HMAS Newcastle is the first Adelaide Class Frigate and the second Royal Australian Navy ship to be fitted with new equipment specifically designed to interface with the night vision equipment worn by crews of Navy helicopters.
The Aeronautical and General Instruments Visual Landing Aid equipment was fitted during Newcastle’s recent Docking Selected Refit Availability at Garden Island, Sydney.
The new externally fitted equipment includes a Pilot Information Display, Advanced Stabilised Glide Slope Indicator, modified Stabilised Horizon Reference Bar lighting, Obstruction lights and Helicopter In-flight Refuelling lights. The new internal equipment consists of an Operator Control Device to provide the interface between the Helicopter Control Officers and external equipment, as well as the remote panels the operations room, bridge and RAST (Recovery Assist Secure Transverse) control room.
Newcastle's Flight Control Officer, Lieutenant Commander Chris Mitchell said its is a great piece of kit.
"It will provide all users in key positions with an indication of the deck status and control of the wave-off lights, in the event that approval to land is revoked due to a safety or operational requirement.
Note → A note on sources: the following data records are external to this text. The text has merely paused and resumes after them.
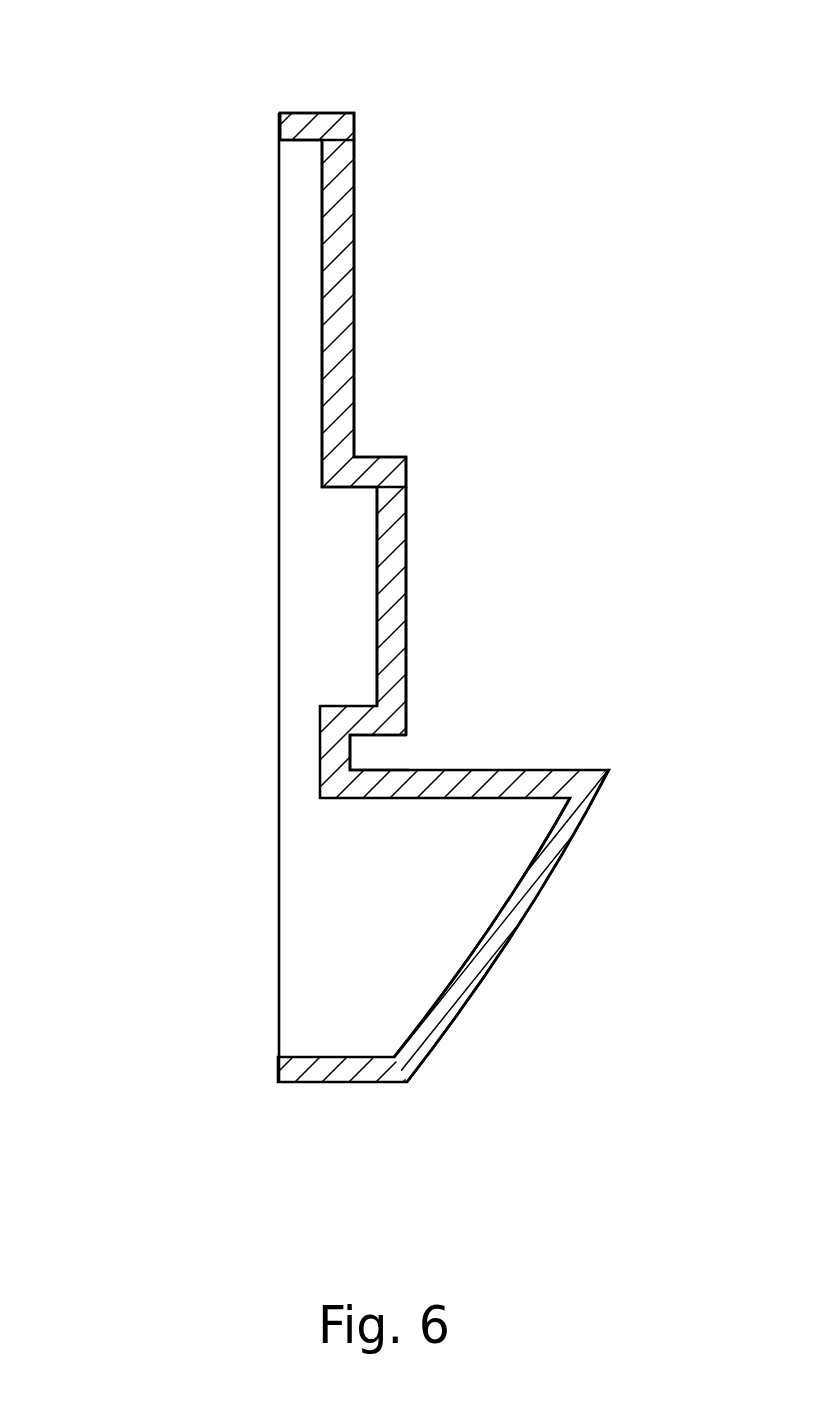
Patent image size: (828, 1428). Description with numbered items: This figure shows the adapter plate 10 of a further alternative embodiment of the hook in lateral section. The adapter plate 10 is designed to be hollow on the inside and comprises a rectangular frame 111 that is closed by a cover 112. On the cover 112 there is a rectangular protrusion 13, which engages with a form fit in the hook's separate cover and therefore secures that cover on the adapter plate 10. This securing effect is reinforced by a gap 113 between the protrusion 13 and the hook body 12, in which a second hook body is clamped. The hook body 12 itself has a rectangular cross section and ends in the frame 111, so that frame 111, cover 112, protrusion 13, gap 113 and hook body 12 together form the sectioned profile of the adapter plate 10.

The adapter plate 10 is at (225, 521).
The rectangular frame 111 is at (322, 137).
The cover 112 is at (338, 296).
The protrusion 13 is at (395, 563).
The gap 113 is at (373, 752).
The hook body 12 is at (493, 955).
"Current night flying operations require aircrew to ‘de-goggle’ prior to recovery due to the type of lighting and visual landing aids ships currently have.
"It is envisaged that the enhanced capability will enable Navy pilots to conduct night launch, recovery and transfer operations whilst utilising night vision goggles.
"The landing phase during helicopter operations is often the most challenging element of night flying and the having the ability to remain ‘on goggles’ will ultimately increase safety for all involved in embarked aviation operations," Lieutenant Commander Mitchell said.
Members of the ship’s company including Helicopter Control Officers, Landing Safety Officers, Flight Deck Marshallers, Flight Deck Team and a number of Marine Engineering maintenance personnel completed the two day Guided Missile Frigate Visual Landing Aids Operator and Maintainer Training course to become proficient in the use and maintenance of the new equipment.
The training was delivered by Mr Madoc Williams, Technical Support Supervisor of Naval Aviation Systems for AGI who flew out from London to specifically delivery the training.
“The equipment is very intuitive and easy to operate and maintain,” Mr Williams said.
Members of 816 Squadron, Aviation Maintenance and Flight Test Unit, Fleet Aviation and Fleet Engineering Division also completed the training.
The Aviation Maintenance and Flight Test Unit will conduct flight trials with the new equipment in June concurrent with Newcastle completing an Aviation Sea Safety Assessment. Following the trials, there will also be an opportunity for ship’s company and the embarked Flight to consolidate training and increase systems knowledge of this new equipment during the Sea Qualification Period and Work-up Period over the next two months.